Ağabeyine ayak uydurmak için elinden geleni yapan iki yaşındaki
Aram Williams’ın bir yıl önce açık kalp ameliyatı geçirdiğine
inanmak oldukça zor. Aram’ın annesi Janere, grip tedavisi için
hastaneye gittiklerinde çok daha ciddi bir durumla karşılaştıklarını
söylüyor. Özellikle hastane masraflarını sigorta şirketinin karşılamasını
sağlamak çok zor olmuş. Williams şöyle konuşuyor: “Hastanenin
kabul etmesine karşın hastanede görevli bazı uzman doktorlar sigortamızı
kabul etmedi. Hesapta olmayan faturalar gelmeye başladı.”
Doktorunun Aram’a akciğerlerle ilgili
rahatsızlığı için hem iktidarsızlık, hem de bazı akciğer hastalıklarının
tedavisinde kullanılmak üzere onaylanan Viagra vermesi üzerineyse
durum daha da kötüleşti. Jarene Williams Aram’ın doktorunun, sigorta
şirketine, neden bu ilaca ihtiyacı olduğunu anlatan bir mektup yazdığını
ve raporlarla birlikte gönderdiğini anlatıyor. Ancak sigorta şirketi,
ilaç çok pahalı olduğu için başvuruyu reddetmiş. Sigortadan para
alamayan Aram’ın ailesi, ilaç için ayda 600 dolar ödemek zorunda
kaldı. Aile, yılda toplam 5 bin dolar da vizite ücreti ödüyor.
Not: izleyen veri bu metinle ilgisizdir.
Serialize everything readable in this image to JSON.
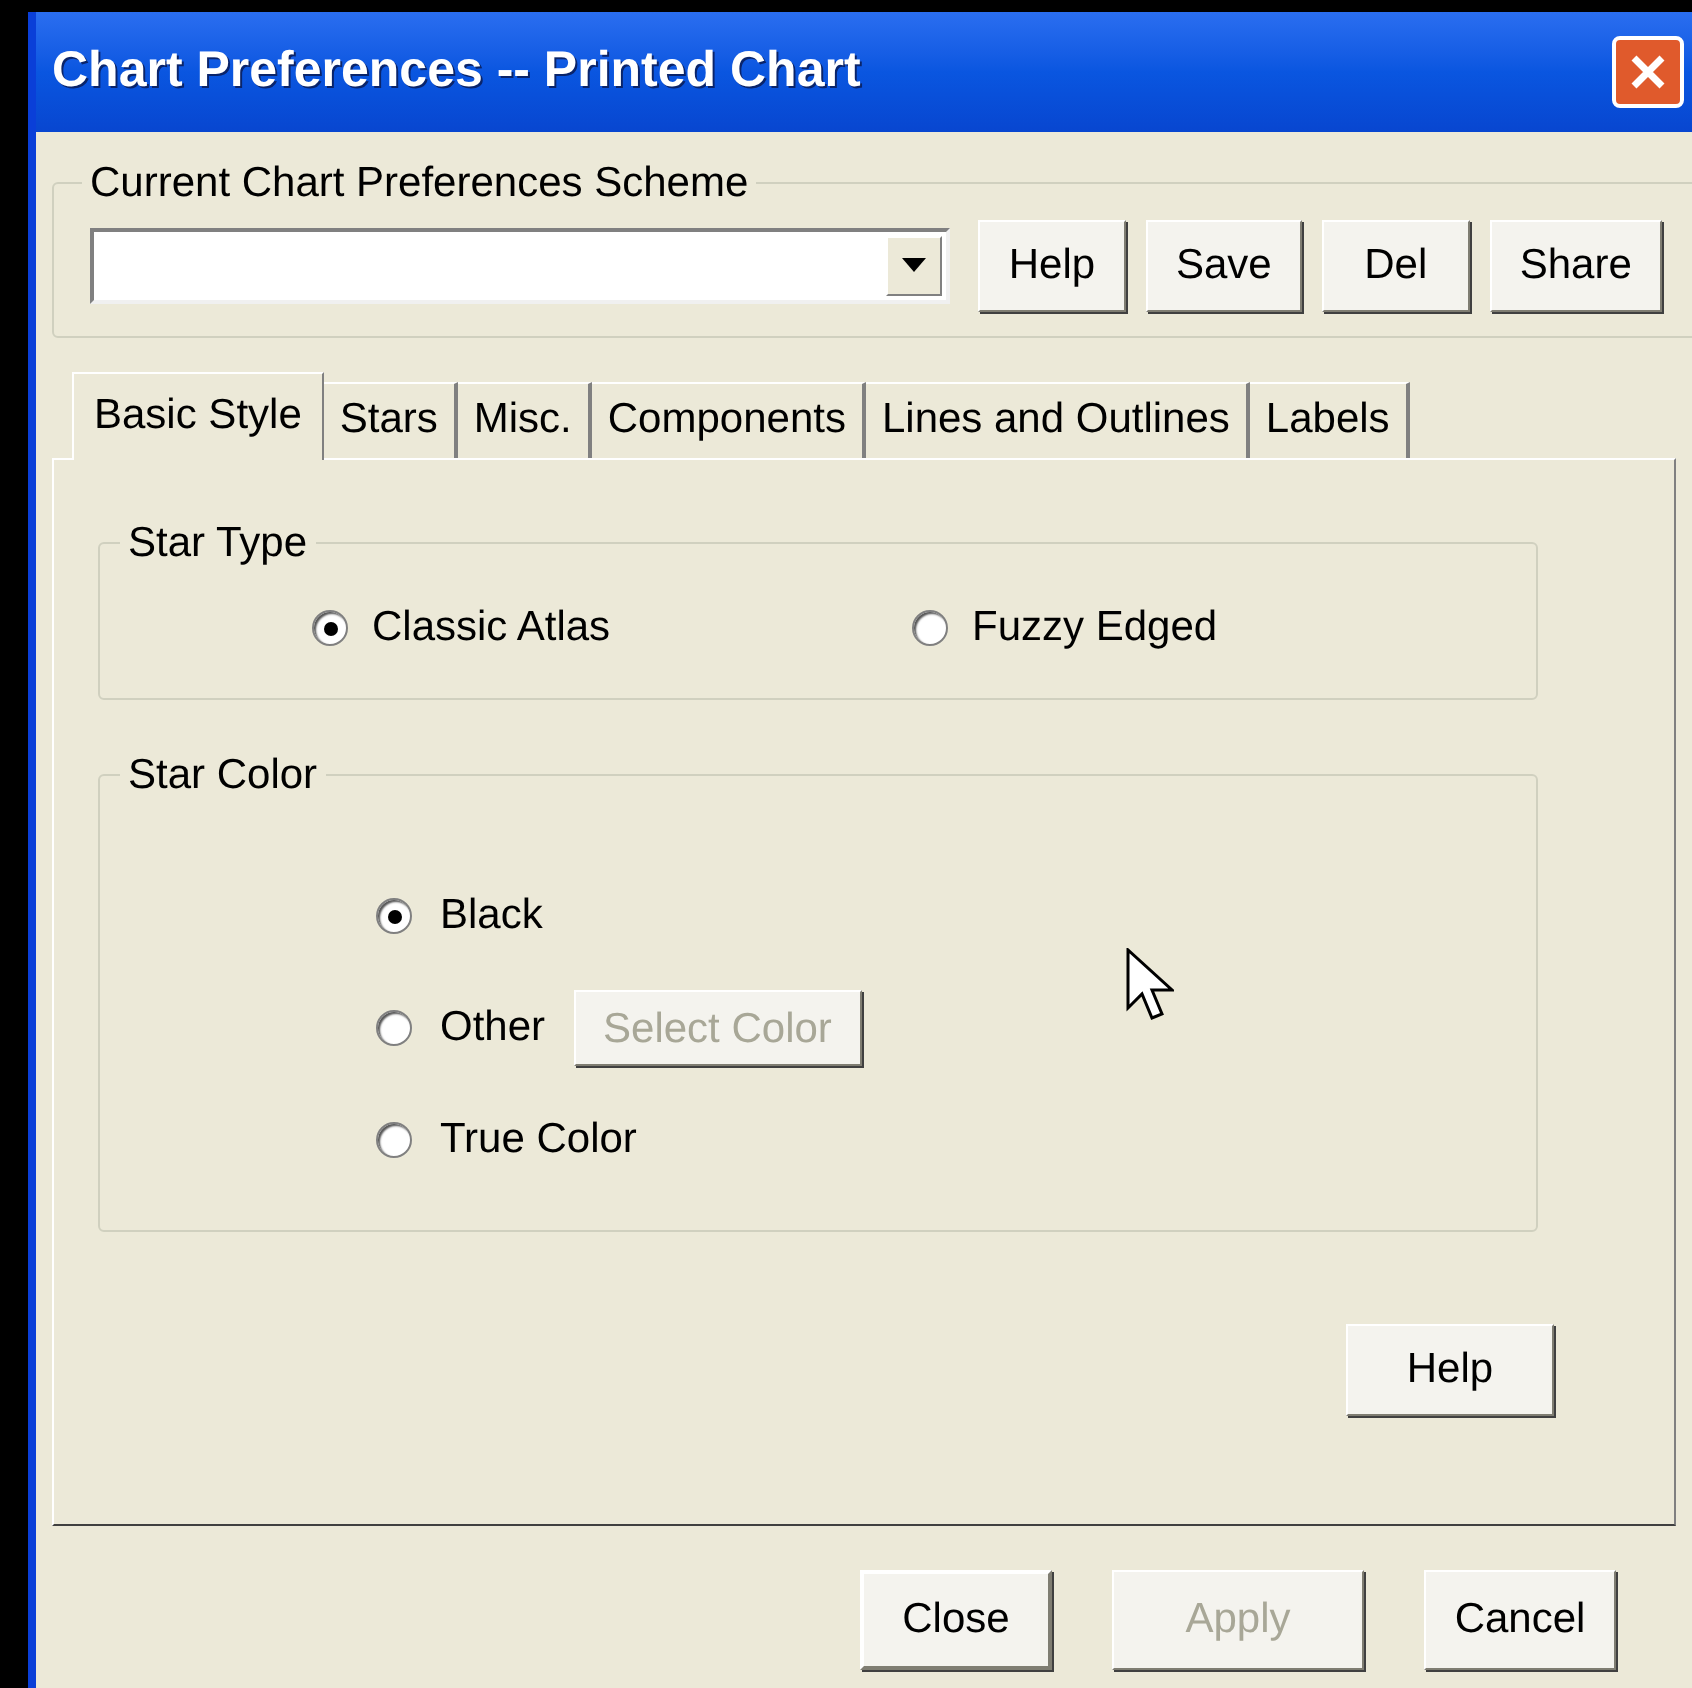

Aram’ın annesi, başlarına gelenleri açıkladıktan sonra sigorta
şirketi, ilacın maliyetini karşılamayı kabul etti. Ancak Aram’ın
artık bu ilacı kullanmasına gerek yok. Jarene Williams, “Sigortamız
olmasına rağmen toplam maliyetin bize düşen payını ödememiz gerekebilir.
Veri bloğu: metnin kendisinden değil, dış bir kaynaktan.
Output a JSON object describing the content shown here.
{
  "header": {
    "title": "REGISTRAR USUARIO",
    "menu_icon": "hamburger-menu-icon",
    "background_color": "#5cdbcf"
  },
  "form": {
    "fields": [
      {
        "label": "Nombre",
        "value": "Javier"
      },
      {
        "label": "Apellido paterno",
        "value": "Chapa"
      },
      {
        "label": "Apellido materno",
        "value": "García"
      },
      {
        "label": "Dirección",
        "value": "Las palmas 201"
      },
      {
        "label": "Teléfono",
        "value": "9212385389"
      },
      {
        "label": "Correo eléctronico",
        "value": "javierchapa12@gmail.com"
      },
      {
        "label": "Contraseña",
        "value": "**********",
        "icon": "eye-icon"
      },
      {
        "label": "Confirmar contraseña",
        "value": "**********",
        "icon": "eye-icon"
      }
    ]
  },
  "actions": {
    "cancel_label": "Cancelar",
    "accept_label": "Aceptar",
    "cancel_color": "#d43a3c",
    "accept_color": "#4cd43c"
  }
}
Büyük borç altına girmemiz söz konusu, bu da bizi korkutuyor,”
diyor. Jarene en azından sigortalı oldukları için memnun, ancak
başka ailelerin kendileri kadar şanslı olmadığını biliyor. Jarene’e
göre Amerika’da iflasların yarısından çoğuna, tedavi masraflarını
karşılayamamak neden oluyor. Aram’ın ailesi ayrıca maliyetin artması
nedeniyle oğullarının sigorta kapsamı dışına çıkarılmasından
korkuyor. Jarene Williams bu nedenle sigorta şirketlerinin bazı aile
fertlerini kapsam dışı bırakmasını önleyecek sağlık reformunu
destekliyor. Williams, “Çok uğraşmak zorunda kaldık ancak sonunda
oğlumun hayatı kurtuldu ve gereken tedaviyi gördü. Amerika’da
başka ailelerin de aynı şekilde ihtiyaçları olan hizmete kavuşmalarını
istiyorum,” diye konuşuyor.
Birçok hasta ise ihtiyaçları olan
sağlık hizmetini alabilmek için sigorta şirketleriyle pazarlığa
oturmak zorunda kalıyor. Miami’deki Jackson Memorial Hastanesi’nde
görevli Doktor David Woolsey, birçok hastanın bu durumda olduğunu
söylüyor. Woolsey, “İşimin en güzel yanlarından biri, tam teşekkülllü
bir hastanede çalışmam. Burada, hastaların ihtiyacını karşılayacak
herşey mevcut. Ancak zamanımın çoğu, hastalara, neden ihtiyaçları
olan hizmeti alamayacaklarını, hizmetlerin maliyetinin ne olduğunu,
ne yapılması gerektiğini ancak yapılamayacağını anlatmakla geçiyor,”
diye konuşuyor.
Sağlık reformunu savunanlar, hastaların,
hayatlarını kurtaracak sağlık hizmetlerinden yararlanıp yararlanamayacaklarına,
paralarının yetip yetmeyeceğinin belirlediğini söylüyor. Reformun
amaçlarından biri, daha fazla kişiyi sigortalamak. Doktor Woolsey,
mevcut sistemde hastaların sağlık durumlarından çok, mali durumları
yüzünden kaygılandıklarını söylüyor. Bazıları, reformun sigorta
kapsamını genişleteceğinden şüpheli. Reforma karşı çıkan Judy
Smith gibileri, hükümetin özel sigorta şirketlerine baskı yapmasının,
şu anda sigortasından memnun olanların başına iş açmasından
korkuyor. Smith, “Olumsuz etkilenebiliriz. Eşim çalışıyor ve
işyerinin sağladığı sigorta güvencesini kaybetmek istemiyoruz,”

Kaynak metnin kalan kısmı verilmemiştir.